Is the above statement true?
Definition of Tree Equal: if T1 and T2 have the exactly same data values AND distribution, then T1 == T2, otherwise T1 != T2 (NULL trees are equal).
Definition of SubTree: if there is at least one node N1 in T1 that N1 == T2, then T2 is a subtree of T1.
Basically, I am NOT talking about the equivalence of the node addresses; I am talking about the data values and distribution of the tree.
== EDIT ==
I think it's not true. It's possible that there are two subtrees in T1, one of which has the same PreOrder as T2, the other has the same InOrder as T2.
Now my question becomes: is there a simple way to determine if T2 is a subtree of T1 using traversals?
== EDIT ==
A typical example to make the statement to false:
T1:
A
B C
C B
D D
T2:
B
C D
Another T1:
A
A A
B B C
C D B
D C D
I've been looking for an algorithm which checks if T2 is a subtree of T1 that takes less than O(m*n).
After some searching I found these two threads:
Determine if a binary tree is subtree of another binary tree using pre-order and in-order strings
checking subtrees using preorder and inorder strings
Looking at these it may actually be possible to find a subtree using only preorder and inorder strings.
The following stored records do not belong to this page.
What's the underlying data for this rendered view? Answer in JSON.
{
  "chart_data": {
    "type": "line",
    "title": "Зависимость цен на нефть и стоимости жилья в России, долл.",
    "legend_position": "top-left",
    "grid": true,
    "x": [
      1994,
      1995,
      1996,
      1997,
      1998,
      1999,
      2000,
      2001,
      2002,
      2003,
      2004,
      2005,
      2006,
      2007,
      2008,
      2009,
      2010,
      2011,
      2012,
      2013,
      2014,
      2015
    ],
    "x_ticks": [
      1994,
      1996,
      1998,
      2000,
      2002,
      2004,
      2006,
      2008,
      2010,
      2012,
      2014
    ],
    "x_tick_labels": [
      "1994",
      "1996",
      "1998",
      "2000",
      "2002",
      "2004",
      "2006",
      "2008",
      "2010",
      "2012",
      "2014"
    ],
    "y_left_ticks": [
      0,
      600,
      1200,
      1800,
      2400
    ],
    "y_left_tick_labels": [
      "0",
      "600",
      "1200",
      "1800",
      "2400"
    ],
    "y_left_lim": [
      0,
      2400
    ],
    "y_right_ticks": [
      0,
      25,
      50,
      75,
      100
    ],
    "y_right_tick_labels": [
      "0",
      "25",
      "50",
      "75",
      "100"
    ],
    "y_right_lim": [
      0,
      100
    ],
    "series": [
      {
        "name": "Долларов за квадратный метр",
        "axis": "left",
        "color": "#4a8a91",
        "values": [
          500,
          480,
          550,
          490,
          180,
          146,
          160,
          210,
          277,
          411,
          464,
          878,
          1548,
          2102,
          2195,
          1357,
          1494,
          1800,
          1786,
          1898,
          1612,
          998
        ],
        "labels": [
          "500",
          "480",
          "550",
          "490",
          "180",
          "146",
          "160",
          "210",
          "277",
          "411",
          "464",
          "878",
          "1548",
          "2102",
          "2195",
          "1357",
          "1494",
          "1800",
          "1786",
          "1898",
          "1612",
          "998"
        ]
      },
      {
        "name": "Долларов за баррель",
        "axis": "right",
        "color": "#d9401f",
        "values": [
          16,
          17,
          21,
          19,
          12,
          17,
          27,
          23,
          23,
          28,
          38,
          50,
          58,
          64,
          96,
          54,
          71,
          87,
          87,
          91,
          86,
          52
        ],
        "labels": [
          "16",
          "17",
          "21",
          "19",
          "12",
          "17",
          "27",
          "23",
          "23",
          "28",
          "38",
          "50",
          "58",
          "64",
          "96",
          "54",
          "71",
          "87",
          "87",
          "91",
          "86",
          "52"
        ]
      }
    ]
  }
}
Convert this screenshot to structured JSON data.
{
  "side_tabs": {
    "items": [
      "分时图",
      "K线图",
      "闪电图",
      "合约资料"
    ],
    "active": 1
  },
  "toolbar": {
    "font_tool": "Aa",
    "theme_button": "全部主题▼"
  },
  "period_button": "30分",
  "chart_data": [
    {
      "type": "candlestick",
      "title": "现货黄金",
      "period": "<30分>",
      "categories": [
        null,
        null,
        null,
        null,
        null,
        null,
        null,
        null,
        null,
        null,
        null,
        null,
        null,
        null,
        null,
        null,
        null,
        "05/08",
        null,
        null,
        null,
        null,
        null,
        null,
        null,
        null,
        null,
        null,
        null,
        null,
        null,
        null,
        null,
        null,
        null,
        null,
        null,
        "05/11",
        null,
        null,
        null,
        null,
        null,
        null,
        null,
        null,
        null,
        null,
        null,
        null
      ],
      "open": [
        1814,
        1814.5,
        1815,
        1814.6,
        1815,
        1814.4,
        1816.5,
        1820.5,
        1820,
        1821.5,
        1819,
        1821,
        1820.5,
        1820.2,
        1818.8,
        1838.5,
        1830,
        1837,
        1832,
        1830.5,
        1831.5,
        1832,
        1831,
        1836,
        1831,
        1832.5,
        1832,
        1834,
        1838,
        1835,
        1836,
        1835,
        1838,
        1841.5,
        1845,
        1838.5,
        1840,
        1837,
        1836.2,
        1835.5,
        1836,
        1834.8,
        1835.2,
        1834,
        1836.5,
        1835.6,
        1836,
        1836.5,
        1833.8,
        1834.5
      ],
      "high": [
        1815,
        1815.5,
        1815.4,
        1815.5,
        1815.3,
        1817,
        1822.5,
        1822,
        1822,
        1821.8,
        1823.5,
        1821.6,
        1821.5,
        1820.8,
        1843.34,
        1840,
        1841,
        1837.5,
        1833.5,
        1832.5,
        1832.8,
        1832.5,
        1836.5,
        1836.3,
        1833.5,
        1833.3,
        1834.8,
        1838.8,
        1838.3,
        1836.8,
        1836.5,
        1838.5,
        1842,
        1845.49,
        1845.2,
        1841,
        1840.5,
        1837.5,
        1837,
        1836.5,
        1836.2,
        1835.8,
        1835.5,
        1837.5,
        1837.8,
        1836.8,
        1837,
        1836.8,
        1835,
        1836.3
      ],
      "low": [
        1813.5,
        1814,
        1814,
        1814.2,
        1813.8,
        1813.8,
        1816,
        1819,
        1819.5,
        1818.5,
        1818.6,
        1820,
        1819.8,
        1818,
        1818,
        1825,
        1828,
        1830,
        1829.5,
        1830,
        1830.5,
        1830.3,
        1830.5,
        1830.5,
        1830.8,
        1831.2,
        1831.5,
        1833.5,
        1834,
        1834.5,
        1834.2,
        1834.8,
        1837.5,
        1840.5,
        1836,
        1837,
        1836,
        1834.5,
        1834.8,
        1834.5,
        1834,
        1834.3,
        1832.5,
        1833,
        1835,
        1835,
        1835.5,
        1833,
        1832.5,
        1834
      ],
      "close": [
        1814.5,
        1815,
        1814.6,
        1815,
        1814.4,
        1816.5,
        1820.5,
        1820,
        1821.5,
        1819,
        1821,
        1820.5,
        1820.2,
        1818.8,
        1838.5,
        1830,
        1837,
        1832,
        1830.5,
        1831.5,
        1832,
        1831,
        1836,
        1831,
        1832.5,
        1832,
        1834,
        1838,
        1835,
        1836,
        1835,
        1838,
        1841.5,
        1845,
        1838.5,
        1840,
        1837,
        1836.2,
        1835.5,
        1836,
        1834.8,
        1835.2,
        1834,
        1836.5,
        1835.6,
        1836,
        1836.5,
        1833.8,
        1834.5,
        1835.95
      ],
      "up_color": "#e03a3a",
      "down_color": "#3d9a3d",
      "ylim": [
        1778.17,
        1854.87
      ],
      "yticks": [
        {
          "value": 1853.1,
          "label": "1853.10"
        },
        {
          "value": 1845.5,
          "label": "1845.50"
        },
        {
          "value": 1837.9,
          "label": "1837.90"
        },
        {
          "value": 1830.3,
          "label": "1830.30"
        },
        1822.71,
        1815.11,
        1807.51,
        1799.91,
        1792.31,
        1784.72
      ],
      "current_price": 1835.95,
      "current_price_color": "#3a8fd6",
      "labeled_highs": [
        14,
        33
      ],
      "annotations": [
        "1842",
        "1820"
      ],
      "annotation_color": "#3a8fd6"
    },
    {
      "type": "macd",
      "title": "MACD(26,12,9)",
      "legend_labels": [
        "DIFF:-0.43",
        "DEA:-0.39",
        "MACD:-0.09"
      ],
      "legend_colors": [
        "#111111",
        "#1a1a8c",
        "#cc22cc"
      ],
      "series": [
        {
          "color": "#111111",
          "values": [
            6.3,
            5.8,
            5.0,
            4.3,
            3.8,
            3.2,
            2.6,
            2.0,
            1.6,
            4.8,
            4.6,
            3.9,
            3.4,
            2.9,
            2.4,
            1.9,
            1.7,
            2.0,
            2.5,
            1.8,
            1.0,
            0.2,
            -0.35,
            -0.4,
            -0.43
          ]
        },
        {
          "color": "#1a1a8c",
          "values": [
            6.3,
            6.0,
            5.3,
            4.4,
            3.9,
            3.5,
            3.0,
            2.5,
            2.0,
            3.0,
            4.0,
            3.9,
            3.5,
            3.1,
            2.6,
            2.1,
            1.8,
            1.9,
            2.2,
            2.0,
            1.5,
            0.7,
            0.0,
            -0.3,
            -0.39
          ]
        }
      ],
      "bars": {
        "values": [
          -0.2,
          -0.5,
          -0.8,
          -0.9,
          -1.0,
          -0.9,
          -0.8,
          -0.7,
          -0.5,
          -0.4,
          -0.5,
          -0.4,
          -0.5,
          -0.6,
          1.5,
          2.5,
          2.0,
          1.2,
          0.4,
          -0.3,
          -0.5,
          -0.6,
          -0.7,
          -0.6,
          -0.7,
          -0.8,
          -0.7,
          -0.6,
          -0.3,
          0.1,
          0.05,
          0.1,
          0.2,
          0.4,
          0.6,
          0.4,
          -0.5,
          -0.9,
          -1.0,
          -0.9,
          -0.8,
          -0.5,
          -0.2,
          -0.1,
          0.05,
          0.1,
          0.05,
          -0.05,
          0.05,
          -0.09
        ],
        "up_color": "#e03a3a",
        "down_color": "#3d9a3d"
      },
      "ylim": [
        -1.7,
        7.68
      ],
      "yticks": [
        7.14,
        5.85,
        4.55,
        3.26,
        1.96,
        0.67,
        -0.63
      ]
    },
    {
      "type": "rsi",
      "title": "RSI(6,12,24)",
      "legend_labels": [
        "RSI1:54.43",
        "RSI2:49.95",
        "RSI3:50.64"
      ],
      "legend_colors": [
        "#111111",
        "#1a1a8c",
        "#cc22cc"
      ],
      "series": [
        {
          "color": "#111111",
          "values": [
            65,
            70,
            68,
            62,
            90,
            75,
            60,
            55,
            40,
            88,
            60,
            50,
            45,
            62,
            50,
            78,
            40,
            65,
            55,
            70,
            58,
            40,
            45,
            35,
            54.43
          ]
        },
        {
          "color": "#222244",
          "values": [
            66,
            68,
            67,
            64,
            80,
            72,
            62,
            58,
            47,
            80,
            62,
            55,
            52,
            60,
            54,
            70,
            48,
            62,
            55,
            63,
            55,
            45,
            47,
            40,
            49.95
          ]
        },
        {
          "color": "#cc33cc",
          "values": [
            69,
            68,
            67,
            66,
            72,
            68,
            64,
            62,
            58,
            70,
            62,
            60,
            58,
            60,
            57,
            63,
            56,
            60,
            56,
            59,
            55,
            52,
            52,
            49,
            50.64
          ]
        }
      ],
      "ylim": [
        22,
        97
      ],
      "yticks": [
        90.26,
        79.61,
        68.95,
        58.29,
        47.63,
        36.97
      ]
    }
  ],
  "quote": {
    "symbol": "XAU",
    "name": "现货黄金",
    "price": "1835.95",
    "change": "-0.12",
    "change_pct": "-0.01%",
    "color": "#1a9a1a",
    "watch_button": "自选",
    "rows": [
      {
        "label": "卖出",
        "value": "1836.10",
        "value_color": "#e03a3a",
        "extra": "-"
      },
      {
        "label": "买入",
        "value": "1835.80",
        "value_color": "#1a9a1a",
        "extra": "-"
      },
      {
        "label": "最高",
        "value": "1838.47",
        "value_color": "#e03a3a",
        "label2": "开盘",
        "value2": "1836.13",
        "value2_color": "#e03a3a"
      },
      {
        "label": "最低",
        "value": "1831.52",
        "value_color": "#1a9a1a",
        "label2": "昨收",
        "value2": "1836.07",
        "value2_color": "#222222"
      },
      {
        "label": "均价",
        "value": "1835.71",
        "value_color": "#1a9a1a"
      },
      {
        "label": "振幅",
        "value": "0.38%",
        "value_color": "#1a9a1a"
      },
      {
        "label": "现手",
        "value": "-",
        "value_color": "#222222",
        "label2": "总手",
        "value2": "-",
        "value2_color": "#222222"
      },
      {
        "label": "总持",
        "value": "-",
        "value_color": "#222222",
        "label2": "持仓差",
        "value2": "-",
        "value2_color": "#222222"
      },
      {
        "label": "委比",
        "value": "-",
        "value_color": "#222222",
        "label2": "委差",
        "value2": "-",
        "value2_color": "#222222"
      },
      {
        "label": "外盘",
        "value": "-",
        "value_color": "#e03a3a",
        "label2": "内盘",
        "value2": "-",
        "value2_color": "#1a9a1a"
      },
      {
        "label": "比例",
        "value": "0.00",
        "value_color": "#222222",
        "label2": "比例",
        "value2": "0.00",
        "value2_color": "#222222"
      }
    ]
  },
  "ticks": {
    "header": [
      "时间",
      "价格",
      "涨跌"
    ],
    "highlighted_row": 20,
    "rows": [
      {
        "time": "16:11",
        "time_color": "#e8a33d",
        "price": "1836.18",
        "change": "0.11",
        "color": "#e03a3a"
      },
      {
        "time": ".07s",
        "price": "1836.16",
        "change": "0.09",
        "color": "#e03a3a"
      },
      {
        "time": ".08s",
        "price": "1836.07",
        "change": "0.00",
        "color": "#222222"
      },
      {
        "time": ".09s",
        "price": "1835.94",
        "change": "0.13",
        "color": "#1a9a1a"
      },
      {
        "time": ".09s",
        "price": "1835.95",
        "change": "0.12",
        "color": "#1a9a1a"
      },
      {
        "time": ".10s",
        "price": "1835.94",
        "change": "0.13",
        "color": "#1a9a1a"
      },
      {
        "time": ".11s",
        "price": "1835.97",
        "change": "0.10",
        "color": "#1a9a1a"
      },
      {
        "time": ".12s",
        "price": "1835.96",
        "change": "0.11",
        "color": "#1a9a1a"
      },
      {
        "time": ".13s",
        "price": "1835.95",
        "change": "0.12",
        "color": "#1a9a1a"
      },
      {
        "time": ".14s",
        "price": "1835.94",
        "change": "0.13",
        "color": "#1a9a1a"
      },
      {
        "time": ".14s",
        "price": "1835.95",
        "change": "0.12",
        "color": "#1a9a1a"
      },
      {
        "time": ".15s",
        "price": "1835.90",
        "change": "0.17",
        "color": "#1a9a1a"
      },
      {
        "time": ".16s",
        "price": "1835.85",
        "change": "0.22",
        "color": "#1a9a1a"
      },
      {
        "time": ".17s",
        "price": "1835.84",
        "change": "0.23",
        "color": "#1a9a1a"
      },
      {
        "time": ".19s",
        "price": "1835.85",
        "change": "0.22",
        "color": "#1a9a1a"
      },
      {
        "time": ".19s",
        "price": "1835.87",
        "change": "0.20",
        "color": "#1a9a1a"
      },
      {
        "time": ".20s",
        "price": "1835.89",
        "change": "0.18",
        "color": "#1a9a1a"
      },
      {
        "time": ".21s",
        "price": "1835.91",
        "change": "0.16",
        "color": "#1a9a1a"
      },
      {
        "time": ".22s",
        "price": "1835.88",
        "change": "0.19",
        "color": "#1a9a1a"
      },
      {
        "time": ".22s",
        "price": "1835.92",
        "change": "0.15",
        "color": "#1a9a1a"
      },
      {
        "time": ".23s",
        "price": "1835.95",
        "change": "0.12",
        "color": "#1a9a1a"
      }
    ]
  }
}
Interestingly, they were also talking about the conflicting definitions of subtrees.
Anyways, I've yet to test this method myself but how about you try this?:
Flatten the trees T1 and T2 into strings (like we talked about in chat) in both preorder and inorder traversal, but this time include every NULL leaves in the string as well (for example as a whitespaces) and then try to check for a substring.